Dom się znajduje w atrakcyjnej lokalizacji. Jest budynkiem zawadzającym nie tylko ideologicznie ale i funkcjonalnie (np. komercji) w koncepcji spoistej zabudowy pierzei Krakowskich Błoń. Ta już przebiega – mówimy wszak o faktach. Mamy już zabudowany teren po obiektach lekkoatletycznych Cracovii, widzimy co się działo i dzieje z terenem Stadionu Wisły (w tym kontekście zobaczmy też właśnie procedowany projekt zabudowy terenu miedzy ul Reymonta i 3-ciego Maja – tak to jest wprost zapisane), zbudowanie molocha apartamentowca w odległości paru metrów od głównego wejścia do Domu. I tylko z tym Domem jest problem. Blokuje koncepcję co zobaczmy też w perspektywie dalszego istnienia domu studenckiego „Żaczek” wobec przenoszenia obiektów uniwersyteckich do rejonu Campusu Perspektywa terenu ogródków działkowych na też musi nęcić.

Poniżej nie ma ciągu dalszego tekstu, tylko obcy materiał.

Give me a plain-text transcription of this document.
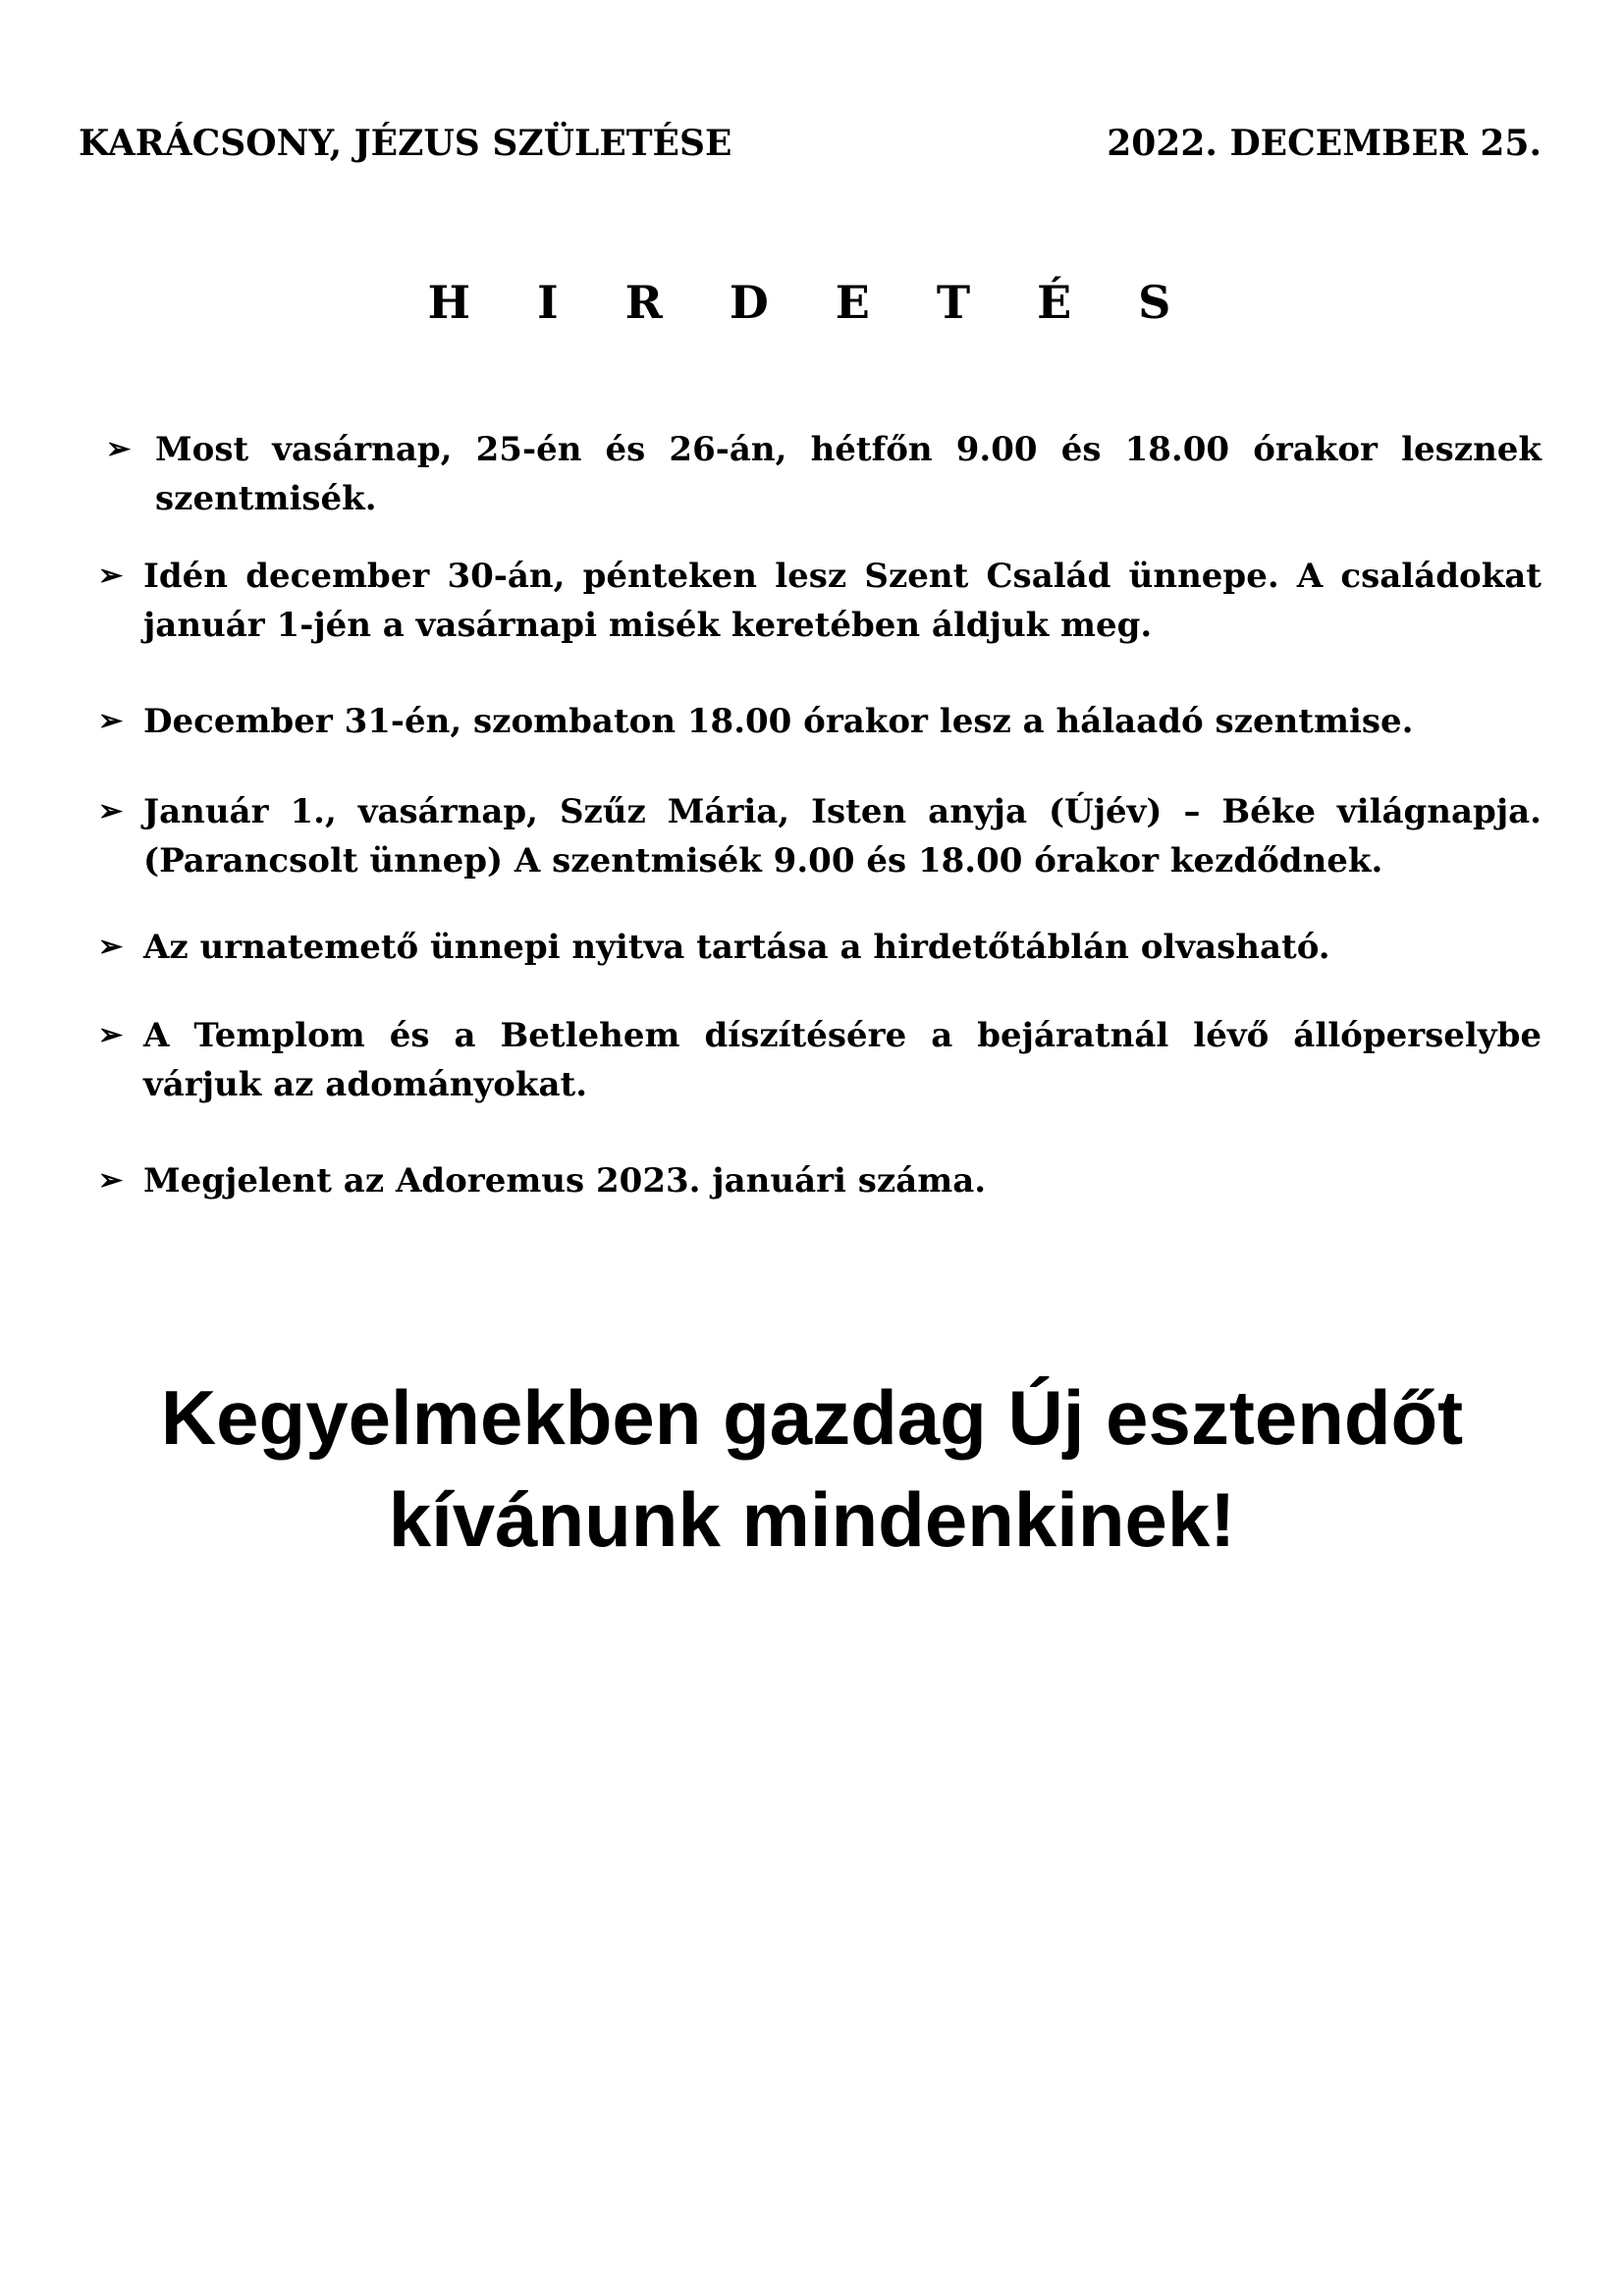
KARÁCSONY, JÉZUS SZÜLETÉSE	2022. DECEMBER 25.
H I R D E T É S
➢ Most vasárnap, 25-én és 26-án, hétfőn 9.00 és 18.00 órakor lesznek szentmisék.
➢ Idén december 30-án, pénteken lesz Szent Család ünnepe. A családokat január 1-jén a vasárnapi misék keretében áldjuk meg.
➢ December 31-én, szombaton 18.00 órakor lesz a hálaadó szentmise.
➢ Január 1., vasárnap, Szűz Mária, Isten anyja (Újév) – Béke világnapja. (Parancsolt ünnep) A szentmisék 9.00 és 18.00 órakor kezdődnek.
➢ Az urnatemető ünnepi nyitva tartása a hirdetőtáblán olvasható.
➢ A Templom és a Betlehem díszítésére a bejáratnál lévő állóperselybe várjuk az adományokat.
➢ Megjelent az Adoremus 2023. januári száma.
Kegyelmekben gazdag Új esztendőt
kívánunk mindenkinek!
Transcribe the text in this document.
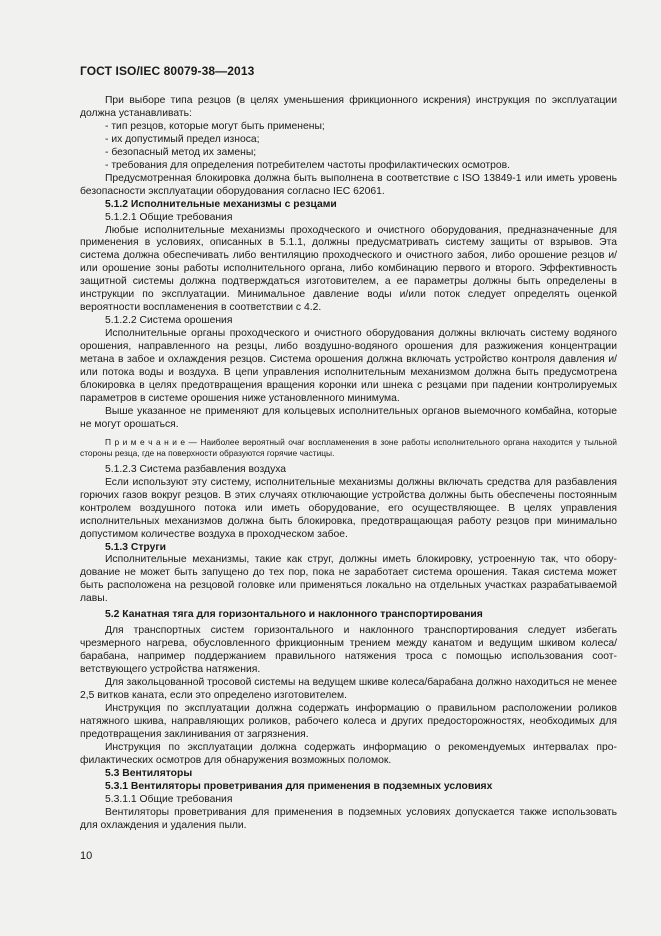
ГОСТ ISO/IEC 80079-38—2013

При выборе типа резцов (в целях уменьшения фрикционного искрения) инструкция по эксплуатации должна устанавливать:

- тип резцов, которые могут быть применены;

- их допустимый предел износа;

- безопасный метод их замены;

- требования для определения потребителем частоты профилактических осмотров.

Предусмотренная блокировка должна быть выполнена в соответствие с ISO 13849-1 или иметь уровень безопасности эксплуатации оборудования согласно IEC 62061.

5.1.2 Исполнительные механизмы с резцами

5.1.2.1 Общие требования

Любые исполнительные механизмы проходческого и очистного оборудования, предназначенные для применения в условиях, описанных в 5.1.1, должны предусматривать систему защиты от взрывов. Эта система должна обеспечивать либо вентиляцию проходческого и очистного забоя, либо орошение резцов и/или орошение зоны работы исполнительного органа, либо комбинацию первого и второго. Эффективность защитной системы должна подтверждаться изготовителем, а ее параметры должны быть определены в инструкции по эксплуатации. Минимальное давление воды и/или поток следует определять оценкой вероятности воспламенения в соответствии с 4.2.

5.1.2.2 Система орошения

Исполнительные органы проходческого и очистного оборудования должны включать систему водяного орошения, направленного на резцы, либо воздушно-водяного орошения для разжижения концентрации метана в забое и охлаждения резцов. Система орошения должна включать устройство контроля давления и/или потока воды и воздуха. В цепи управления исполнительным механизмом должна быть предусмотрена блокировка в целях предотвращения вращения коронки или шнека с резцами при падении контролируемых параметров в системе орошения ниже установленного минимума.

Выше указанное не применяют для кольцевых исполнительных органов выемочного комбайна, которые не могут орошаться.

П р и м е ч а н и е — Наиболее вероятный очаг воспламенения в зоне работы исполнительного органа находится у тыльной стороны резца, где на поверхности образуются горячие частицы.

5.1.2.3 Система разбавления воздуха

Если используют эту систему, исполнительные механизмы должны включать средства для разбавления горючих газов вокруг резцов. В этих случаях отключающие устройства должны быть обеспечены постоянным контролем воздушного потока или иметь оборудование, его осуществляющее. В целях управления исполнительных механизмов должна быть блокировка, предотвращающая работу резцов при минимально допустимом количестве воздуха в проходческом забое.

5.1.3 Струги

Исполнительные механизмы, такие как струг, должны иметь блокировку, устроенную так, что оборудование не может быть запущено до тех пор, пока не заработает система орошения. Такая система может быть расположена на резцовой головке или применяться локально на отдельных участках разрабатываемой лавы.

5.2 Канатная тяга для горизонтального и наклонного транспортирования

Для транспортных систем горизонтального и наклонного транспортирования следует избегать чрезмерного нагрева, обусловленного фрикционным трением между канатом и ведущим шкивом колеса/барабана, например поддержанием правильного натяжения троса с помощью использования соответствующего устройства натяжения.

Для закольцованной тросовой системы на ведущем шкиве колеса/барабана должно находиться не менее 2,5 витков каната, если это определено изготовителем.

Инструкция по эксплуатации должна содержать информацию о правильном расположении роликов натяжного шкива, направляющих роликов, рабочего колеса и других предосторожностях, необходимых для предотвращения заклинивания от загрязнения.

Инструкция по эксплуатации должна содержать информацию о рекомендуемых интервалах профилактических осмотров для обнаружения возможных поломок.

5.3 Вентиляторы

5.3.1 Вентиляторы проветривания для применения в подземных условиях

5.3.1.1 Общие требования

Вентиляторы проветривания для применения в подземных условиях допускается также использовать для охлаждения и удаления пыли.

10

Mamy jasne połączenie celu biznesowego z ideologicznym a przejęcie Domu i miejsca jest więc celem i biznesowym i ideologicznym.
Tyle cele
Teraz zobaczmy technikę dochodzenia do celów.
Tak ideologia jak i biznes nie znają pojęcia kadencja cierpliwość i możliwości wynikające z posiadania władzy lokal to ważne i przydatne narzędzia
Narzędziami stały się już zasilanie i zarządzanie rozpoznanym a wspomnianym wcześniej konfliktem. To dało efekty nie tylko skłócenia, ale też i zajęcia otoczenia podrzucanymi pozorami Emocje i gra na nich dały trwale skutki i wolną drogi dla akceptacji realizacji celów. Strona prawicowa dała się rozprowadzić kłótniami w zapamiętaniu. Te stały się narzędziem środowiska biznesowo - lewicowego.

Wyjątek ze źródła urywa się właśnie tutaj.